Купец умирал. Его худые ноги спазматично дергались, будто лапки цыпленка, которому отрубили голову. Изо рта, вместе с кровавой пеной, издавался хрип:
– Будь проклят, будь проклят!
Опершись о стену, истекая кровью из многочисленных ран, Гаспар плакал. Молиться он уже не мог.
* * *
Еще один вечер проклятого штиля. Солнце уже исчезло за горизонтом, но от него остался влажный круг пурпура, освещая половину небосклона, который только-только начала поглощать темнота.
– Чую, что завтра будет ветер, обещал капитан Арману. – Завтра мы вернемся домой.
Вот только где должен был быть этот его дом – в жарком Сан-Кристобале, где имелись гамак, любовница и бутылка рома?…

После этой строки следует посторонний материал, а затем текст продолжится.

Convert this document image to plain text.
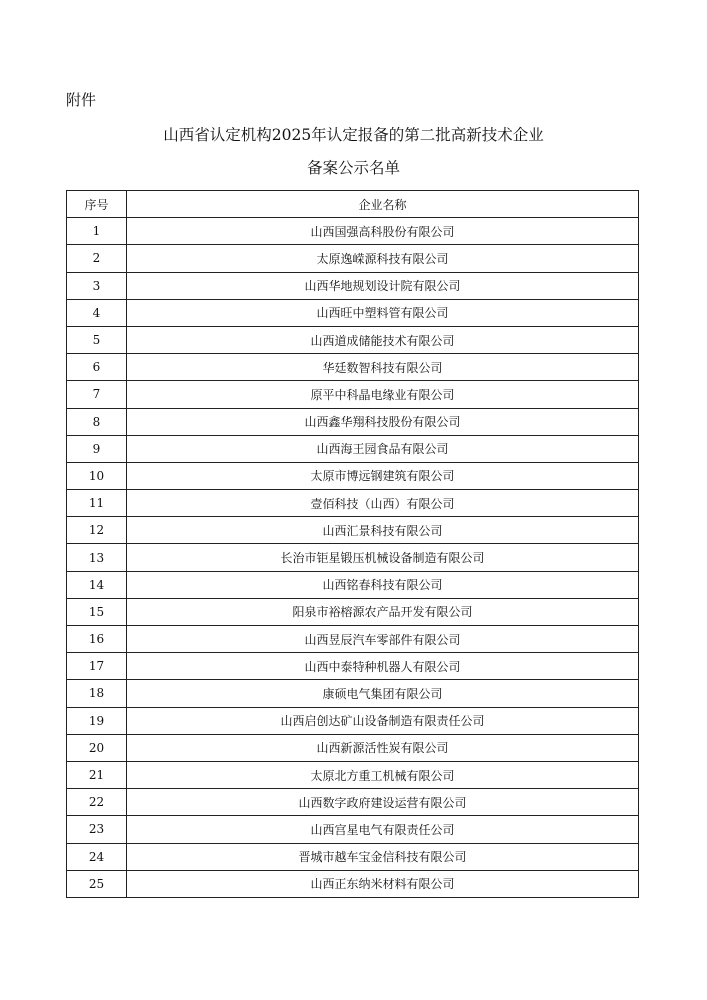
附件
山西省认定机构2025年认定报备的第二批高新技术企业
备案公示名单
序号	企业名称
1	山西国强高科股份有限公司
2	太原逸嵘源科技有限公司
3	山西华地规划设计院有限公司
4	山西旺中塑料管有限公司
5	山西道成储能技术有限公司
6	华廷数智科技有限公司
7	原平中科晶电缘业有限公司
8	山西鑫华翔科技股份有限公司
9	山西海王园食品有限公司
10	太原市博远钢建筑有限公司
11	壹佰科技（山西）有限公司
12	山西汇景科技有限公司
13	长治市钜星锻压机械设备制造有限公司
14	山西铭春科技有限公司
15	阳泉市裕榕源农产品开发有限公司
16	山西昱辰汽车零部件有限公司
17	山西中泰特种机器人有限公司
18	康硕电气集团有限公司
19	山西启创达矿山设备制造有限责任公司
20	山西新源活性炭有限公司
21	太原北方重工机械有限公司
22	山西数字政府建设运营有限公司
23	山西宫星电气有限责任公司
24	晋城市越车宝金信科技有限公司
25	山西正东纳米材料有限公司
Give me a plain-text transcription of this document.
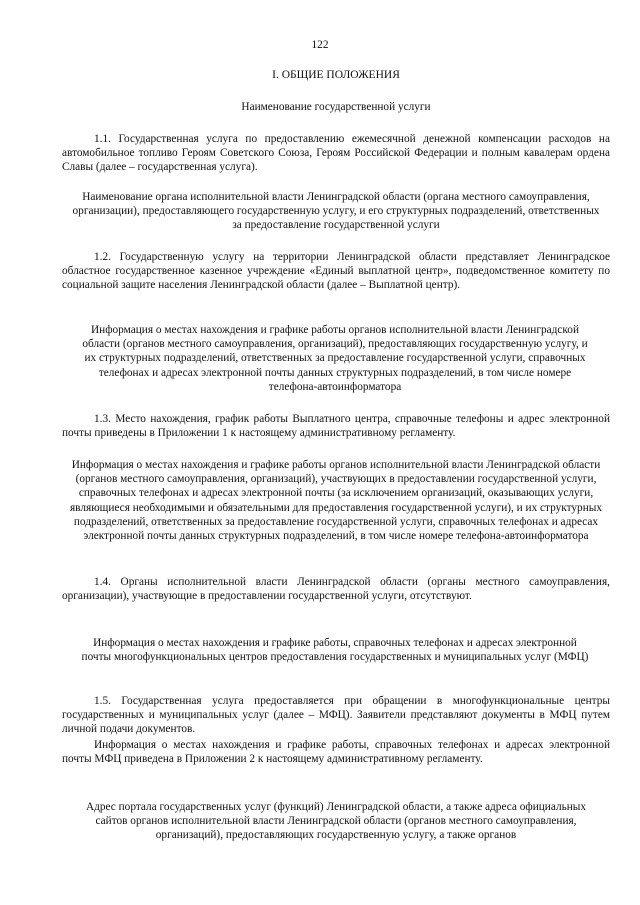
122
I. ОБЩИЕ ПОЛОЖЕНИЯ
Наименование государственной услуги
1.1. Государственная услуга по предоставлению ежемесячной денежной компенсации расходов на автомобильное топливо Героям Советского Союза, Героям Российской Федерации и полным кавалерам ордена Славы (далее – государственная услуга).
Наименование органа исполнительной власти Ленинградской области (органа местного самоуправления, организации), предоставляющего государственную услугу, и его структурных подразделений, ответственных за предоставление государственной услуги
1.2. Государственную услугу на территории Ленинградской области представляет Ленинградское областное государственное казенное учреждение «Единый выплатной центр», подведомственное комитету по социальной защите населения Ленинградской области (далее – Выплатной центр).
Информация о местах нахождения и графике работы органов исполнительной власти Ленинградской области (органов местного самоуправления, организаций), предоставляющих государственную услугу, и их структурных подразделений, ответственных за предоставление государственной услуги, справочных телефонах и адресах электронной почты данных структурных подразделений, в том числе номере телефона-автоинформатора
1.3. Место нахождения, график работы Выплатного центра, справочные телефоны и адрес электронной почты приведены в Приложении 1 к настоящему административному регламенту.
Информация о местах нахождения и графике работы органов исполнительной власти Ленинградской области (органов местного самоуправления, организаций), участвующих в предоставлении государственной услуги, справочных телефонах и адресах электронной почты (за исключением организаций, оказывающих услуги, являющиеся необходимыми и обязательными для предоставления государственной услуги), и их структурных подразделений, ответственных за предоставление государственной услуги, справочных телефонах и адресах электронной почты данных структурных подразделений, в том числе номере телефона-автоинформатора
1.4. Органы исполнительной власти Ленинградской области (органы местного самоуправления, организации), участвующие в предоставлении государственной услуги, отсутствуют.
Информация о местах нахождения и графике работы, справочных телефонах и адресах электронной почты многофункциональных центров предоставления государственных и муниципальных услуг (МФЦ)
1.5. Государственная услуга предоставляется при обращении в многофункциональные центры государственных и муниципальных услуг (далее – МФЦ). Заявители представляют документы в МФЦ путем личной подачи документов.
Информация о местах нахождения и графике работы, справочных телефонах и адресах электронной почты МФЦ приведена в Приложении 2 к настоящему административному регламенту.
Адрес портала государственных услуг (функций) Ленинградской области, а также адреса официальных сайтов органов исполнительной власти Ленинградской области (органов местного самоуправления, организаций), предоставляющих государственную услугу, а также органов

Златокожая Инес в качестве приветствия приготовит жаркое из игуаны и манати, и она уже наверняка напекла хлеба из маниоки –
– Где ты, Агнес?
Испанец вновь завыл. Что с ним случилось? Что-то предчувствовал?
До того, как попасть в безумие, он производил впечатление разумного человека и охотно беседовал с Гаспаром. Родом он был из Астурии, из обедневших идальго, а крючковатый нос и темная кожа заставляли предполагать, что среди его предков были мориски или мароны. Кроме того, его отличало необыкновенное любопытство, равное тому, что имелось у Бартоломе лас Каскаса[1]. Он не относился индейцам только лишь как к идолопоклонникам. Ему хотелось решить загадку их павшей цивилизации. Прежде всего, понять: почему они проиграли. Что, поставили на худшего Бога?
Неожиданно его охватила горячка, то самое безумие, что напало на него вместе с наступлением штиля. Ранним утром, совершенно голый он выскочил на палубу с перепуганным воплем:
– Идут, они уже близятся!!!
Глаза его никого и ничего не видели, дыхание неглубокое и прерывистое.
– Кто близится,
– Они, капитан, они!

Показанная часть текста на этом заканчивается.